The polyethylene terephthalate (PET) molecule is a key building block for plastic packaging and polyester textiles, and makes up one-quarter of consumer packaging (bottles and trays) and the vast majority of synthetic textiles (clothing, homeware and industrial) used in Europe. PET/polyester has abundant – but not yet realised – potential for circularity, through reuse and complementary mechanical and chemical PET recycling.

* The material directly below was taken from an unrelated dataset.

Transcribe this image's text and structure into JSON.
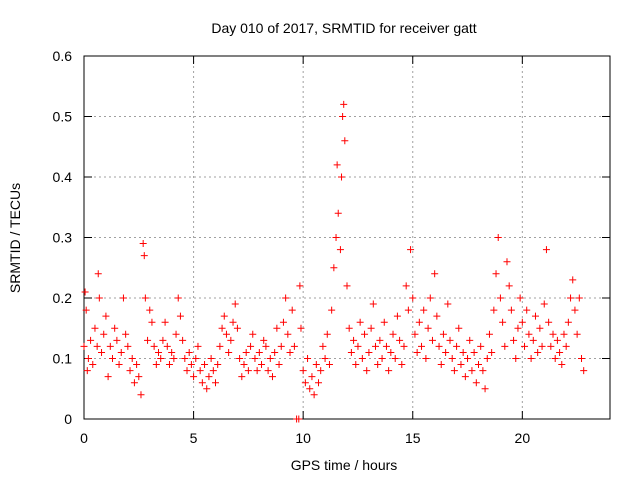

The Circular PET and Polyester issue brief builds on a Circular PET and Polyester system study published by Systemiq in July 2023. This system study created a model for PET/polyester flows in Europe out to 2040. It presented an “Ambitious Complementarity Scenario” with ambitious application of all circular economy approaches (reduce, reuse and recycle). Compared to a continuation of current trends, this scenario has the potential to achieve a PET and polyester recycling rate of 67% by 2040, up from 24% in 2020.
Whilst exports of plastic waste from Europe are increasingly restricted (especially to non-OECD countries), this new issue brief presents evidence that imports of recycled PET – not made from European waste – into Europe could increase in response to future demand driven by ambitious recycled content targets in the Single-Use Plastics Directive (SUPD) and PPWR. As of October 2023, over 100 registrations had been made for recycling installations outside Europe, for the import of contact-sensitive recycled plastic into Europe.